Okay, I will add more about that in the description.

>
> > > > To solve the issue, this patch introduces new syscall process_madvise(2)
> > > > which works based on pidfd so it could give a hint to the exeternal
> > > > process.
> > > >
> > > > int process_madvise(int pidfd, void *addr, size_t length, int advise);
> > >
> > > OK, this makes some sense from the API point of view. When we have
> > > discussed that at LSFMM I was contemplating about something like that
> > > except the fd would be a VMA fd rather than the process. We could extend
> > > and reuse /proc/<pid>/map_files interface which doesn't support the
> > > anonymous memory right now.
> > >
> > > I am not saying this would be a better interface but I wanted to mention
> > > it here for a further discussion. One slight advantage would be that
> > > you know the exact object that you are operating on because you have a
> > > fd for the VMA and we would have a more straightforward way to reject
> > > operation if the underlying object has changed (e.g. unmapped and reused
> > > for a different mapping).
> >
> > I agree your point. If I didn't miss something, such kinds of vma level
> > modify notification doesn't work even file mapped vma at this moment.
> > For anonymous vma, I think we could use userfaultfd, pontentially.
> > It would be great if someone want to do with disruptive hints like
> > MADV_DONTNEED.
> >
> > I'd like to see it further enhancement after landing address range based
> > operation via limiting hints process_madvise supports to non-disruptive
> > only(e.g., MADV_[COOL|COLD]) so that we could catch up the usercase/workload
> > when someone want to extend the API.
>
> So do you think we want both interfaces (process_madvise and madvisefd)?

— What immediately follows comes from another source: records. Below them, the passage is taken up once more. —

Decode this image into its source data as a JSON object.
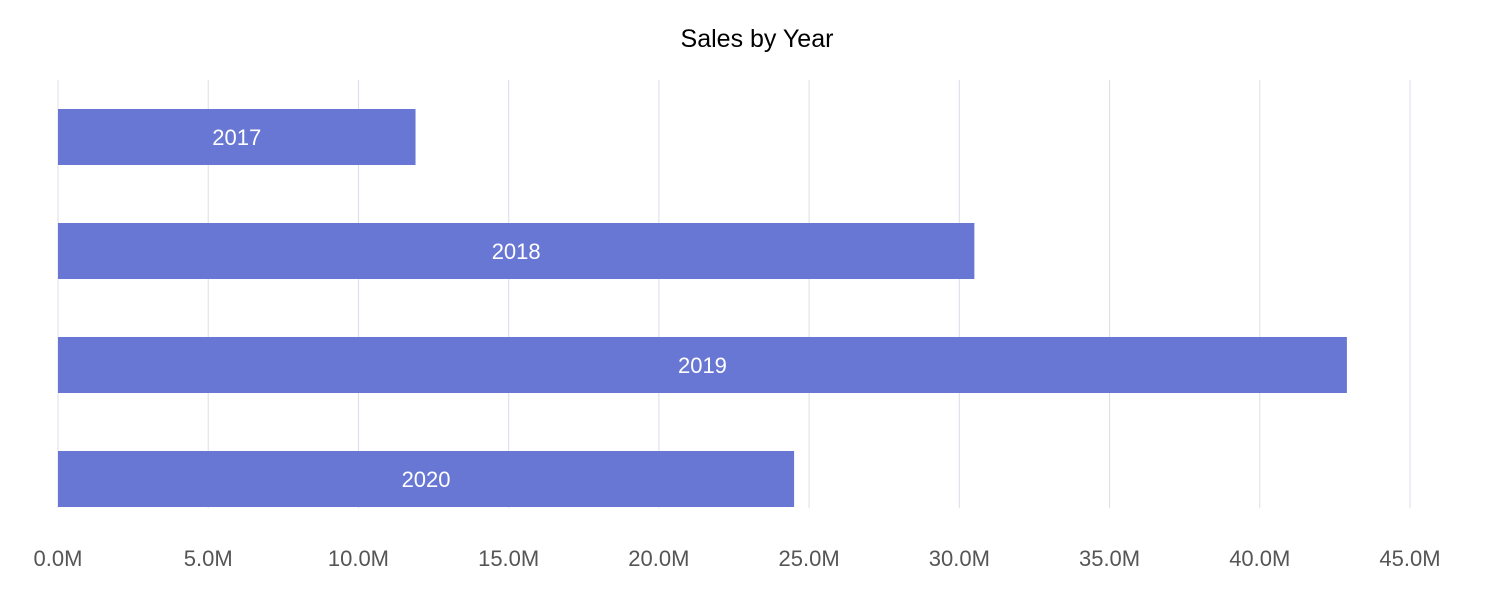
{
  "chart_data": {
    "type": "bar",
    "orientation": "horizontal",
    "title": "Sales by Year",
    "xlabel": "",
    "ylabel": "",
    "categories": [
      "2017",
      "2018",
      "2019",
      "2020"
    ],
    "values": [
      11900000,
      30500000,
      42900000,
      24500000
    ],
    "xlim": [
      0,
      45000000
    ],
    "x_ticks": [
      0,
      5000000,
      10000000,
      15000000,
      20000000,
      25000000,
      30000000,
      35000000,
      40000000,
      45000000
    ],
    "x_tick_labels": [
      "0.0M",
      "5.0M",
      "10.0M",
      "15.0M",
      "20.0M",
      "25.0M",
      "30.0M",
      "35.0M",
      "40.0M",
      "45.0M"
    ],
    "grid": "vertical",
    "legend": "none",
    "colors": {
      "bar": "#6877d3",
      "grid": "#dcdce8",
      "tick_text": "#555555",
      "title_text": "#000000",
      "bar_label_text": "#ffffff"
    }
  }
}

What I have in mind is to extend process_madvise later like this

struct pr_madvise_param {
int size; /* the size of this structure */
union {
const struct iovec __user *vec; /* address range array */
int fd; /* supported from 6.0 */
}
}

with introducing new hint Or-able PR_MADV_RANGE_FD, so that process_madvise
can go with fd instead of address range.